The wholesale price hike of between $1.50 and $2 follows decisions by regulators in Illinois, Michigan, Indiana and California to approve increases.
Officials from both SBC and the companies that lease lines from the regional carrier criticized the vote, as either too little or too much.
SBC had asked the commission to nearly double its rate here in Wisconsin – from an average of $10 to about $19 – but the panel whittled that down considerably Thursday, agreeing in some areas with SBC’s accounting and disagreeing in others.
In a statement, the commission’s three members said the new rates are “fair and balanced.” They also said they believe competition should continue to grow in the state and that SBC will be sufficiently compensated for use of its network.
Competition among telephone providers continues to increase in Wisconsin, the statement said, which helps to drive prices down and creates more service choices for customers.

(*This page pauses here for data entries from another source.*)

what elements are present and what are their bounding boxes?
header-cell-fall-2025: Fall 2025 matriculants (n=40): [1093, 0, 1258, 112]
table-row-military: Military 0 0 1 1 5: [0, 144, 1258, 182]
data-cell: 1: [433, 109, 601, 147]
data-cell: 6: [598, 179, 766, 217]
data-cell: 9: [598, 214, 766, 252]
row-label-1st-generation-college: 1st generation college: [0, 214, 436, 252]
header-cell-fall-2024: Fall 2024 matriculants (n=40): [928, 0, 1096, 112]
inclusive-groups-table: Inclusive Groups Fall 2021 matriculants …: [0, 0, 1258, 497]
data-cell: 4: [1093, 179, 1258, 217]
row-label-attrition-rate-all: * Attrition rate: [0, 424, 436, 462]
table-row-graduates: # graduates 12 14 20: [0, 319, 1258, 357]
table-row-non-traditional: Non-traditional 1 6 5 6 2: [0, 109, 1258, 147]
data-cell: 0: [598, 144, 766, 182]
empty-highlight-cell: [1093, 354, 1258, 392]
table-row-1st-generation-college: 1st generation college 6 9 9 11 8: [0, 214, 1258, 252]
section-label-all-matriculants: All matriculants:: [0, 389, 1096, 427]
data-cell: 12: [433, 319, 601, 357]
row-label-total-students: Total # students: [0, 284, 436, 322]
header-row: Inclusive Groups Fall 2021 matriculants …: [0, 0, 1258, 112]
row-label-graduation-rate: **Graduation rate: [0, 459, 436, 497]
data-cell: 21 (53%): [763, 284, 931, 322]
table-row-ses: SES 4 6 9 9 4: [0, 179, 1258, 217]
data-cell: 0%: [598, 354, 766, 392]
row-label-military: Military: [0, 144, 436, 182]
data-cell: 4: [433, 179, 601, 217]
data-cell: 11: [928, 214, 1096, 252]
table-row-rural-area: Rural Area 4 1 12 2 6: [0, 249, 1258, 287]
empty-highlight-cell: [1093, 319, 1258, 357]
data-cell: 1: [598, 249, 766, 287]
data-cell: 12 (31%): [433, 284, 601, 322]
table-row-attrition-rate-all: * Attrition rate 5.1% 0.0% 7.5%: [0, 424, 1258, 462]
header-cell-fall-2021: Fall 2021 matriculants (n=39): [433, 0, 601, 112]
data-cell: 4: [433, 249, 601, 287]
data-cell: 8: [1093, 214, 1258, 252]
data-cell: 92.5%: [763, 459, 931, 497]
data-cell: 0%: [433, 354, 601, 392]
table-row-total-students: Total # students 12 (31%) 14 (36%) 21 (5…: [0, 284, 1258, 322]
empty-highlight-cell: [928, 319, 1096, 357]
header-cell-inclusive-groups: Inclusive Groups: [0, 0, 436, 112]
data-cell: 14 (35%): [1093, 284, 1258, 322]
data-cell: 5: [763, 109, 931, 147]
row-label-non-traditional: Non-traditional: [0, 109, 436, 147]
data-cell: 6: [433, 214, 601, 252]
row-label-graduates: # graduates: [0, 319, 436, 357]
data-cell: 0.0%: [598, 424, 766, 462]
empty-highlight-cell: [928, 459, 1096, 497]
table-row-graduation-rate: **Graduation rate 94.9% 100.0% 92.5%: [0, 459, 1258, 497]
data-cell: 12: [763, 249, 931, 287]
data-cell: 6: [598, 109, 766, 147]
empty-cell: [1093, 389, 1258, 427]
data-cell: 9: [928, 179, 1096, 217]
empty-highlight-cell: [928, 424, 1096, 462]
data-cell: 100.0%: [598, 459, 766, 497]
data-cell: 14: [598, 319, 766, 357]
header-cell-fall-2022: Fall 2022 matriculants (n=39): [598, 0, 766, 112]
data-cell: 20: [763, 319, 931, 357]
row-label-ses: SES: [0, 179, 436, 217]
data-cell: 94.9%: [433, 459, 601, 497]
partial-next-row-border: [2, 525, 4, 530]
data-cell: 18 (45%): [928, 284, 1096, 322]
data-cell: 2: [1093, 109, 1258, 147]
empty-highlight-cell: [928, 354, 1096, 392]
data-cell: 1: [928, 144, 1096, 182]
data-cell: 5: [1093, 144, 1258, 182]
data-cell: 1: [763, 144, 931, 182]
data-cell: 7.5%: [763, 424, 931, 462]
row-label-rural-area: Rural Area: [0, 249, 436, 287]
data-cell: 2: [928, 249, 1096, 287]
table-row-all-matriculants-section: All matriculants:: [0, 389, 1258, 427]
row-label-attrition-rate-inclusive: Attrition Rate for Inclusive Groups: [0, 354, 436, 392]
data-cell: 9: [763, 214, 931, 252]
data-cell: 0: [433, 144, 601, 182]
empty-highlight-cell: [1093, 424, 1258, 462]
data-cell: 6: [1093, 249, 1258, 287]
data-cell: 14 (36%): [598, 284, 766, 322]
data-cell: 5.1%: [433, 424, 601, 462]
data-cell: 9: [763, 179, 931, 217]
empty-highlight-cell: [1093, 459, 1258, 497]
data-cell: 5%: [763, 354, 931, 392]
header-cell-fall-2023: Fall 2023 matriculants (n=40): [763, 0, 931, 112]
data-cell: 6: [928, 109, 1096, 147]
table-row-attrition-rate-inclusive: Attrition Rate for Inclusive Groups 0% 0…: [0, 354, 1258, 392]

The commission will draft a final written order that will include the new rates by Oct. 13, the legal deadline for the order. The rates will take effect when the order is issued. Commissioners said they will closely monitor the telecommunications market to make sure competition continues to flourish and customers have service choices at reasonable rates.
SBC’s competitors – including TDS Telecom, AT&T and MCI – all had argued that SBC was already being fairly compensated for lines the federal government says it must lease to rivals.
They charged that the SBC rate hike was aimed at driving competitors out of business and would result in higher rates for customers, decreased competition and diminished service, especially for small business operators.
SBC officials, however, said keen competition from wireless, cable and Internet phone service providers would hold down prices – though they acknowledged it might cut into competitors’ returns.
The controversy heated up noticably in recent weeks, with both sides buying numerous ads worth hundreds of thousands of dollars to take their case to the public. In addition, the editorial pages of the state’s newspapers and Web sites have been filled with opinion pieces backing or opposing SBC’s request.
Drew Petersen, a spokesman for TDS, said his company was dismayed by the commission’s decision.
“This represents an unnecessary and unwarranted financial subsidy for SBC and an unexpected tax on consumers and the competitive local phone providers who have brought better service, lower prices and more innovative products to our state’s residents,” he said.
In a statement, SBC officials also expressed disappointment with the ruling. They said the $9 hike requested by SBC would have allowed the company to recover its actual costs.
Even with the wholesale rate increase, they said the Badger State’s wholesale rate will continue to be one of the lowest in the country.
“Wisconsin missed a great opportunity to improve the outlook for telecommunications investment and job creation and retention,” the statement said.
“The failure to significantly reduce large government-mandated subsidies does little to show that Wisconsin’s business climate is conducive to additional telecom investment and job growth.
“Despite false claims made by several other providers, a vote to bring wholesale rates much closer to cost would have been good for consumers. Telecom competition in Wisconsin is vibrant.
“Requiring other providers to pay the actual costs of using leased lines would have strengthened competition and brought consumers greater benefits.”